• Guy Mavor

"Africa doesn't need saving!"


Yodep youth centre, near Zomba, Malawi. Visit with the Responsible Safari Company for a lesson in how to make a little go a long way.

"Africa doesn't need saving!"

This was a line I heard in response to a brief explanations of my plans for this website. It is a fair comment, and one which suggested I need to explain myself better, because it is not the point of this site. I am not trying to save anyone.

Fuel-efficient cooking workshop, Yodep.

But the comment also came from someone behind a reception desk in a luxury lodge, into which tourist dollars pour into abundance (at 50% occupancy, a reasonable assumption, it is turning over close to US$4m), and out of which flow many interesting initiatives to support and develop the wider community in which it is sited. Its position as both a profit-making business and a local benefactor is assured. It could do more, I'm sure, on that turnover (although a breakdown of costs at any remote lodge will show slimmer profits than you might assume), but it is also rising substantially above merely paying lip service to the idea of sustainable travel. From the lodge's point of view, it makes sense to be doing what it is doing: conserving nature, developing humans, providing an incredible experience to visitors. And this particular lodge's sense of mission and 'buzz' is real, and exciting, and will rub off on you (no, I won't tell you which one it is - you'll have to go and find it).

So, I agree that Africa does not need "saving". But I would argue, and I do below, that it does need developing. And before you call me patronising, or neo-colonial, or worse, let me explain how.

My ideal society is one in which basic rights and opportunities are available for all, where there is law, health, prosperity, a benign but functioning government, fundamental rights etc. Essentially, one which most western travellers inhabit, when they are not travelling (despite what the demagogues will tell you). Poverty denies you all of these. There is dignity and forbearance in it, sure, but it is not noble, and barely a choice.
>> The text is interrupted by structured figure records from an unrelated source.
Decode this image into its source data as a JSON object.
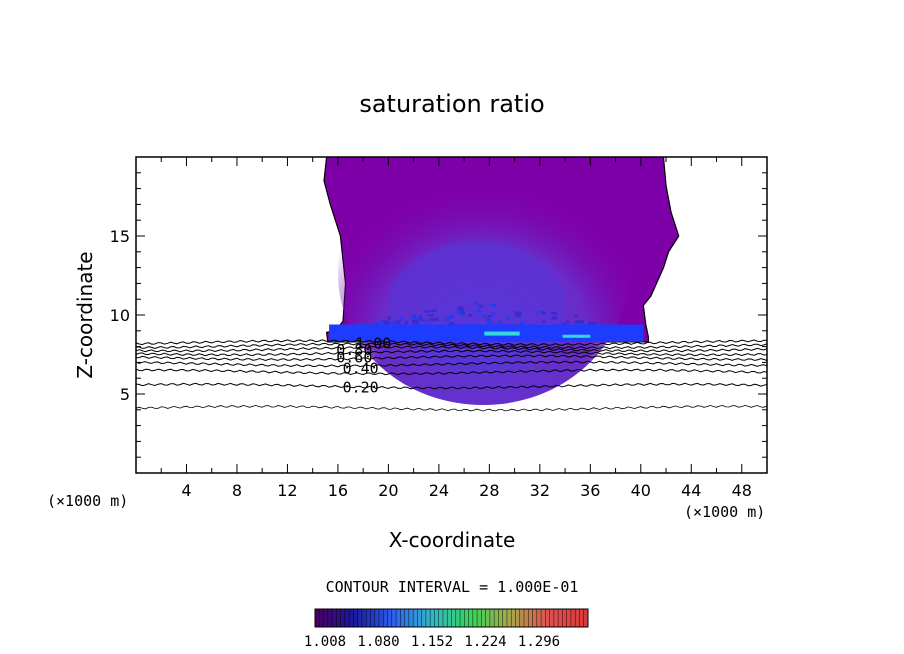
{
  "chart_data": {
    "type": "contour",
    "title": "saturation ratio",
    "xlabel": "X-coordinate",
    "ylabel": "Z-coordinate",
    "x_unit_left": "(×1000 m)",
    "x_unit_right": "(×1000 m)",
    "xlim": [
      0,
      50
    ],
    "ylim": [
      0,
      20
    ],
    "x_ticks": [
      4,
      8,
      12,
      16,
      20,
      24,
      28,
      32,
      36,
      40,
      44,
      48
    ],
    "y_ticks": [
      5,
      10,
      15
    ],
    "contour_interval_text": "CONTOUR INTERVAL = 1.000E-01",
    "contour_labels": [
      {
        "text": "0.20",
        "x": 17.8,
        "z": 5.4
      },
      {
        "text": "0.40",
        "x": 17.8,
        "z": 6.6
      },
      {
        "text": "0.60",
        "x": 17.3,
        "z": 7.3
      },
      {
        "text": "0.80",
        "x": 17.3,
        "z": 7.8
      },
      {
        "text": "1.00",
        "x": 18.8,
        "z": 8.2
      }
    ],
    "contour_lines_z": [
      4.1,
      5.5,
      6.4,
      6.9,
      7.3,
      7.6,
      7.85,
      8.05,
      8.25
    ],
    "cloud": {
      "base_z": 8.3,
      "top_z": 20,
      "x_range": [
        14.8,
        40.8
      ],
      "fill_color": "#7e00a8",
      "inner_colors": [
        "#6a2cc8",
        "#5535d9",
        "#2a40f0"
      ],
      "base_band_color": "#1e3cff",
      "hotspot_color": "#38d8d8"
    },
    "colorbar": {
      "tick_labels": [
        "1.008",
        "1.080",
        "1.152",
        "1.224",
        "1.296"
      ],
      "colors": [
        "#4b0060",
        "#1a1a9c",
        "#2f5ff0",
        "#2fb8c8",
        "#3ad45c",
        "#a8a84a",
        "#e05050",
        "#d83a3a"
      ]
    }
  }
}
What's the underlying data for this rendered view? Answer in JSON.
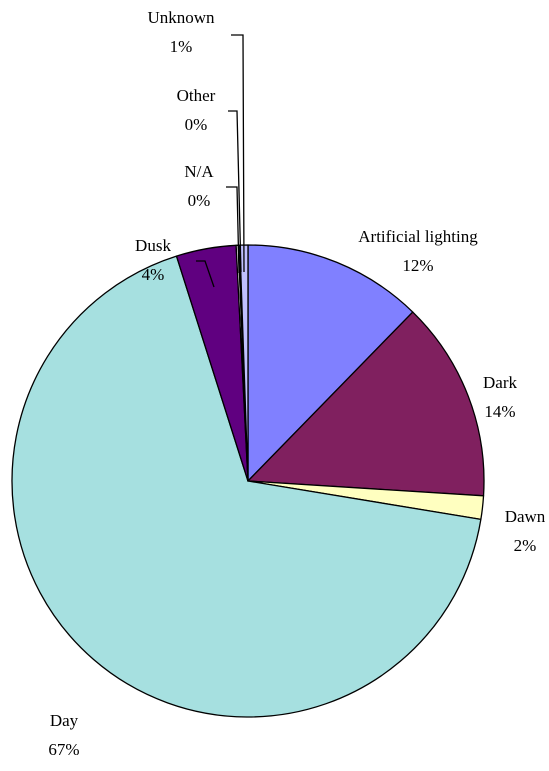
{
  "chart_data": {
    "type": "pie",
    "title": "",
    "legend": "none",
    "start_angle_deg": 0,
    "direction": "clockwise",
    "slices": [
      {
        "label": "Artificial lighting",
        "value": 12.3,
        "percent_label": "12%",
        "color": "#8080ff"
      },
      {
        "label": "Dark",
        "value": 13.7,
        "percent_label": "14%",
        "color": "#80205f"
      },
      {
        "label": "Dawn",
        "value": 1.6,
        "percent_label": "2%",
        "color": "#ffffc0"
      },
      {
        "label": "Day",
        "value": 67.5,
        "percent_label": "67%",
        "color": "#a6e0e0"
      },
      {
        "label": "Dusk",
        "value": 4.1,
        "percent_label": "4%",
        "color": "#600080"
      },
      {
        "label": "N/A",
        "value": 0.15,
        "percent_label": "0%",
        "color": "#ffffff"
      },
      {
        "label": "Other",
        "value": 0.1,
        "percent_label": "0%",
        "color": "#0066cc"
      },
      {
        "label": "Unknown",
        "value": 0.55,
        "percent_label": "1%",
        "color": "#c0c0ff"
      }
    ]
  }
}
Tribal Textiles workshop, South Luangwa, Zambia.

Travel is a luxury, even if it isn't luxury travel. But it is also a chance to connect. And it bothers me that in the 21st century we do our interacting with strangets largely transactionally, and in increasingly pre-ordered interactions ("How is your meal?"), while looking at the scenery and posting pictures of it on our social media feeds. There is so much more to travel than this, especially in Africa. Which is why this site is text heavy, and the blog wordy. There is more than enough 'Big Five', 'The Real, Unspoilt Africa' marketing out there. I want to tell stories of the vast patchwork of cultures and landscapes which make up this continent. It will change more than any other in the next decades, and if wildlife is to be part of the story, it has to come with a stake for all in conservation. This is where you come in. Travel there, and spend wisely.

David Sheldrick Wildlife Trust, Nairobi. Because every elephant is extraordinary.

So, essentially, this site will be a marketing tool for places I believe in, which are doing incredible things locally, and an honest, if cheerleading, guide to them for travellers. Most of them are lodges and other travel businesses, but some are NGOs and charities (see the pictures on this page), often supported by the aforementioned businesses. I want the people and places featured here to be at least as much an active driver of their local community development and environmental preservation as they are a staging post on a luxury skim around the world. I hope to persuade you that this matters.

Fanuel and Vincent Jarson, from Limbe, Malawi, two carpenters who run Mount Mulanje Tours at weekends.